Detected CO, H_2, and HD molecules in a high-redshift DLA.

Measured CMB temperature at z=2.41837 as 9.15 K, consistent with big-bang predictions.

Found high metal enrichment and dust depletion patterns similar to the Galactic ISM.

Abstract

We present the first detection of carbon monoxide (CO) in a damped Lyman-alpha system (DLA) at z_abs =2.41837 toward SDSS J143912.04+111740.5. We also detected H_2 and HD molecules. The measured total column densities (in log units) of H I, H_2, and CO are 20.10\pm0.10, 19.38\pm0.10, and 13.89\pm0.02, respectively. The molecular fraction, f = 2N(H_2)/(N(HI)+2N(H_2)) = 0.27^{+0.10}_{-0.08}, is the highest among all known DLAs. The abundances relative to solar of S, Zn, Si, and Fe are -0.03\pm0.12, +0.16\pm0.11, -0.86\pm0.11, and -1.32\pm0.11, respectively, indicating a high metal enrichment and a depletion pattern onto dust-grains similar to the cold ISM of our Galaxy. The measured {N(CO)/N(H_2) = 3x10^{-6}} is much less than the conventional CO/H_2 ratio used to convert the CO emission into gaseous mass but is consistent with what is measured along translucent sightlines in the Galaxy.

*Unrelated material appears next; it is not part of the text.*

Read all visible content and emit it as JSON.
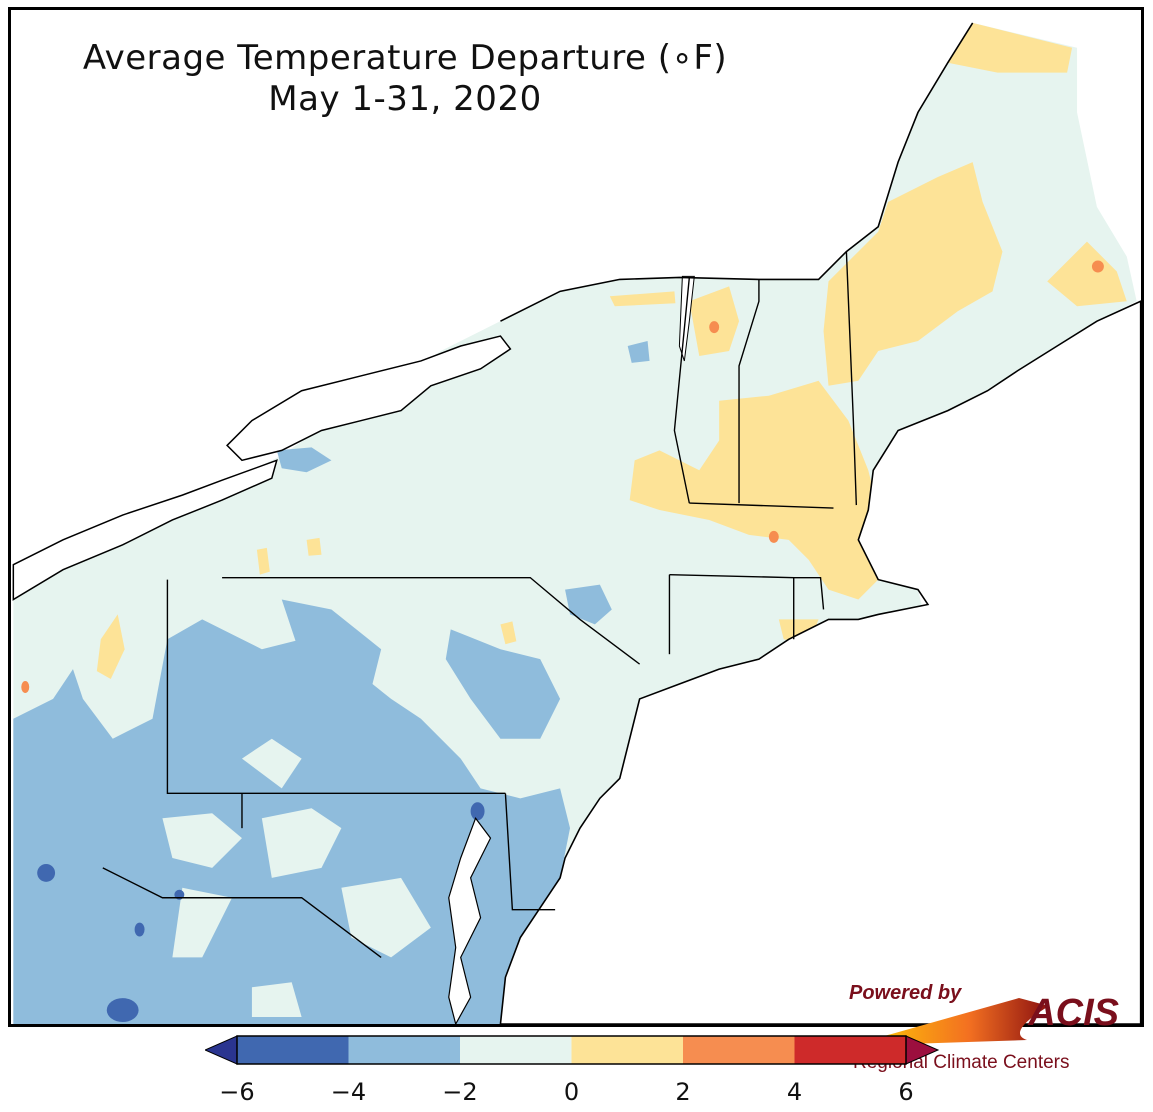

The CO rotational excitation temperatures are higher than those measured in our Galactic ISM for similar kinetic temperature and density. Using the C I fine structure absorption lines, we show that this is a consequence of the excitation being dominated by radiative pumping by the cosmic microwave background radiation (CMBR). From the CO excitation temperatures, we derive T_CMBR = 9.15 \pm 0.72 K, while 9.315 \pm 0.007 K is expected from the hot big-bang theory. This is the most precise high-redshift measurement of T_CMBR and the first confirmation of the theory using molecular transitions at high redshift.